Over a quarter of the Christian population are considered needy and poor with some 34 percent with no income to cover basic living costs. Some 34 percent of Gaza Christians do not have any health insurance coverage; 16 percent suffer from chronic diseases and 2 percent are intellectually or physically challenged.

The 2nd- day of the workshop included a more in-depth discussion about the results of the survey. Each Christian institution gave a presentation about its work, areas of expertise, the challenges being faced, as well as the future prospects.

  • Young Men’s Christian Association (YMCA — Gaza) — has 1,050 members including 395 general assembly members which offers mostly youth-oriented activities.
  • Greek Orthodox Church Trustees Committee –15 member-committee entrusted by the Greek Orthodox Church to care for the properties of the Church and currently oversees the construction of the Cultural Center which is nearing completion. The Center will have a large banquet hall and auditorium.
  • Al-Ahli Arab Hospital — the oldest hospital in Gaza with 80 beds, established in 1882 (Anglican Church) and currently has 90 employees that serve 33,000 people annually.

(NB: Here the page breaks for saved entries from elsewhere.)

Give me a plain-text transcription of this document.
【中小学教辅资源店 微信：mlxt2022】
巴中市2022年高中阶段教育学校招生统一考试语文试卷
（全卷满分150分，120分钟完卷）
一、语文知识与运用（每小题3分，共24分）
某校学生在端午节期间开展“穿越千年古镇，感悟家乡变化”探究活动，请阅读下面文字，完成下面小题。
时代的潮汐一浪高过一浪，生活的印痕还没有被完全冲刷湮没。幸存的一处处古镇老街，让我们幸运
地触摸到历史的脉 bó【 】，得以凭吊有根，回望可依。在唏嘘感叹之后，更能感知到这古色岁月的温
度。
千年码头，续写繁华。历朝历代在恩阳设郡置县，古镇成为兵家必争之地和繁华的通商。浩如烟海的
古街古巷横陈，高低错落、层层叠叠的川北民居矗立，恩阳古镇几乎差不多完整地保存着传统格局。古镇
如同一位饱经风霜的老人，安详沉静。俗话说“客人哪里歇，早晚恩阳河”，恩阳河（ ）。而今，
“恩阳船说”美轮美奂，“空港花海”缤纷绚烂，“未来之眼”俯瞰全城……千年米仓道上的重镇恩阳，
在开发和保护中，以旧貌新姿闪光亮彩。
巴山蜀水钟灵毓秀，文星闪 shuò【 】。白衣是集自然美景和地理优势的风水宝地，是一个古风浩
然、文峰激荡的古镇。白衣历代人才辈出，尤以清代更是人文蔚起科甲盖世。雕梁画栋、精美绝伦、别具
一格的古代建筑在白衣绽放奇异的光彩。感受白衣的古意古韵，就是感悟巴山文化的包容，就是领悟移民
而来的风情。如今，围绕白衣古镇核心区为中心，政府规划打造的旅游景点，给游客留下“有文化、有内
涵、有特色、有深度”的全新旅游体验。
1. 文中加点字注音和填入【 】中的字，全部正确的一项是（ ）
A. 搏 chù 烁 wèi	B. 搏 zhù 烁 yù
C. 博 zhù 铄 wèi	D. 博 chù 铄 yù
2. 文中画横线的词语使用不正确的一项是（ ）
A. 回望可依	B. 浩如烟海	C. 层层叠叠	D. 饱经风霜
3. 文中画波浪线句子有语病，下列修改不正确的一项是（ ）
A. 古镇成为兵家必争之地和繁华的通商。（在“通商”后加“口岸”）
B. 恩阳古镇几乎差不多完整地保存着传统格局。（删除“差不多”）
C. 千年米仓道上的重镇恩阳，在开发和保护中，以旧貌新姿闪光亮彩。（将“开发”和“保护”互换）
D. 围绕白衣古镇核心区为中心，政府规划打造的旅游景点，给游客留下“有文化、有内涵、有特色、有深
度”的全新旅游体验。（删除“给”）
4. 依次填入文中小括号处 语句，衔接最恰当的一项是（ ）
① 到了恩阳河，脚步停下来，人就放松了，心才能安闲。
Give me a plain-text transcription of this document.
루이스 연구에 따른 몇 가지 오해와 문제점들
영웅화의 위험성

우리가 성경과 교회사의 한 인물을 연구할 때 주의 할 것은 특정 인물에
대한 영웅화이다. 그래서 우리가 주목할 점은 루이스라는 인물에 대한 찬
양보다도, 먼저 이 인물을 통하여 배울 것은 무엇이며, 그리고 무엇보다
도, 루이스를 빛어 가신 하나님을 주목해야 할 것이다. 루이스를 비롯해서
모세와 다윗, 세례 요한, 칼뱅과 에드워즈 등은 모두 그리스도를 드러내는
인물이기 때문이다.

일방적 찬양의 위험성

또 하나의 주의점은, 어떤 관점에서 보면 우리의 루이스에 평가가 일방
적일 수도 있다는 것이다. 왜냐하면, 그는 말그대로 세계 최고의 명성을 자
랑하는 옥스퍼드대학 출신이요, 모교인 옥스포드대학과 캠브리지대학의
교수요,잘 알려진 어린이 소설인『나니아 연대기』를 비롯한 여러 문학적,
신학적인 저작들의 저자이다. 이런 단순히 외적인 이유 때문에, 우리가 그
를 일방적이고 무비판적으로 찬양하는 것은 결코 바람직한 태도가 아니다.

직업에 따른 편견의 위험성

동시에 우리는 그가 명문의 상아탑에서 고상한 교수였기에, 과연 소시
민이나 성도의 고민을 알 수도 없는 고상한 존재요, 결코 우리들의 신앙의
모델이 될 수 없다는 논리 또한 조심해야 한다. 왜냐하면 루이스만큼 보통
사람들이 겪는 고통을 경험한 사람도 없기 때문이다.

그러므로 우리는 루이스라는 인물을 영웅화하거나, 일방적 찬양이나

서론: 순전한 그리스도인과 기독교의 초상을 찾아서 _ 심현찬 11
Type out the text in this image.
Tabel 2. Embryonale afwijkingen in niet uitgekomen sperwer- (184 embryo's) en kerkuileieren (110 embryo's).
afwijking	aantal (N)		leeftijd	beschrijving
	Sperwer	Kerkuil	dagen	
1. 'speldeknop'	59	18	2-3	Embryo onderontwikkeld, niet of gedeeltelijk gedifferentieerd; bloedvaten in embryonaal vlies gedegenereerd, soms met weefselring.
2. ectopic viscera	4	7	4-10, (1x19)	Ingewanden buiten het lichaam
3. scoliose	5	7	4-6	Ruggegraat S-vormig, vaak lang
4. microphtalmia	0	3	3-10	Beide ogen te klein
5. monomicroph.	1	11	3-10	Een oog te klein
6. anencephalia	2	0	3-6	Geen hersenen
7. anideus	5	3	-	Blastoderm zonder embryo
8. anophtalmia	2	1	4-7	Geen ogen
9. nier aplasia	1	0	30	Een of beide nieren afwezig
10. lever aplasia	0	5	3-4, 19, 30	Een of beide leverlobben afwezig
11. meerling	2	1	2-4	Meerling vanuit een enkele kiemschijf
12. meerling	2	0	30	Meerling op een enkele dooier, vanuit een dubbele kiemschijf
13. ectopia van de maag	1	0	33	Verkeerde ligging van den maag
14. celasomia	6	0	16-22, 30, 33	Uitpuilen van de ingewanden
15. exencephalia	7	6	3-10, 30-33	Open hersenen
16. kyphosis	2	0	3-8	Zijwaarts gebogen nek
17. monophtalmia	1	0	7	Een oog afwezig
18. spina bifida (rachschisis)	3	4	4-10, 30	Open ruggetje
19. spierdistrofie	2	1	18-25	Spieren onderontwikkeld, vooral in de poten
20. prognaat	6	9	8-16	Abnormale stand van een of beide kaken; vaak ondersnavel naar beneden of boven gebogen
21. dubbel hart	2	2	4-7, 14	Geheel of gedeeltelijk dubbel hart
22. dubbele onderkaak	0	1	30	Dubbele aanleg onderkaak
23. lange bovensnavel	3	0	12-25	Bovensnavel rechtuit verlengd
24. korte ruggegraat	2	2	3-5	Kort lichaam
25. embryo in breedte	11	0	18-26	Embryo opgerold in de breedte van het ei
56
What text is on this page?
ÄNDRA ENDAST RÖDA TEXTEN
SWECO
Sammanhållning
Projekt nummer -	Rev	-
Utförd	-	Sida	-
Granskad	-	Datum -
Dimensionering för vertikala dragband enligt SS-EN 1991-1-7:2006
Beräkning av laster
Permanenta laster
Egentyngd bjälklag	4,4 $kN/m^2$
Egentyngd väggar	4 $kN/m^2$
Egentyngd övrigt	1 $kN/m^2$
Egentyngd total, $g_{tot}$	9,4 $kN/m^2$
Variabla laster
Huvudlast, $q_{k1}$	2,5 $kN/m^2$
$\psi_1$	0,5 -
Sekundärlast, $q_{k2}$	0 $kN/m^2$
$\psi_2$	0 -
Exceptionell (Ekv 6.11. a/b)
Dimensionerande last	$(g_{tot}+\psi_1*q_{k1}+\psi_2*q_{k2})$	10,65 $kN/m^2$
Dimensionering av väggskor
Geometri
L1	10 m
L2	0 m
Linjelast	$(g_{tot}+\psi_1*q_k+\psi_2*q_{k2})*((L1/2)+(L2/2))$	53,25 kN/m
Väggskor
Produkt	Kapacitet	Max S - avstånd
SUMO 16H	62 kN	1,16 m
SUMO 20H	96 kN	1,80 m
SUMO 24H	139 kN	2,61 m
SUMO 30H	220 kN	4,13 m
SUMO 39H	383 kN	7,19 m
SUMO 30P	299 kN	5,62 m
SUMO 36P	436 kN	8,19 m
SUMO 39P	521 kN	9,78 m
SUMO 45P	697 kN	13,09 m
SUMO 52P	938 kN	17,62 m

  • Near East Council of Churches — comprising of the three mother and child clinics(Shajaia, Darraj, and Rafah) as well as vocational training centers (electrical, carpentry, blacksmith, and aluminum works targeting male students and administrative secretary, and tailoring, targeting women students) in addition to other health, educational and psychosocial programs. NECC employs a total of 86 people and serves tens of thousands annually.
  • Myrrh Bearers Society — a voluntary organization with one part-time paid staff member. It implements a variety of programs providing financial aid, training courses, some job creation initiatives, and youth activities, among others. The society was set up in 2002 under the auspices of the Greek Orthodox Church.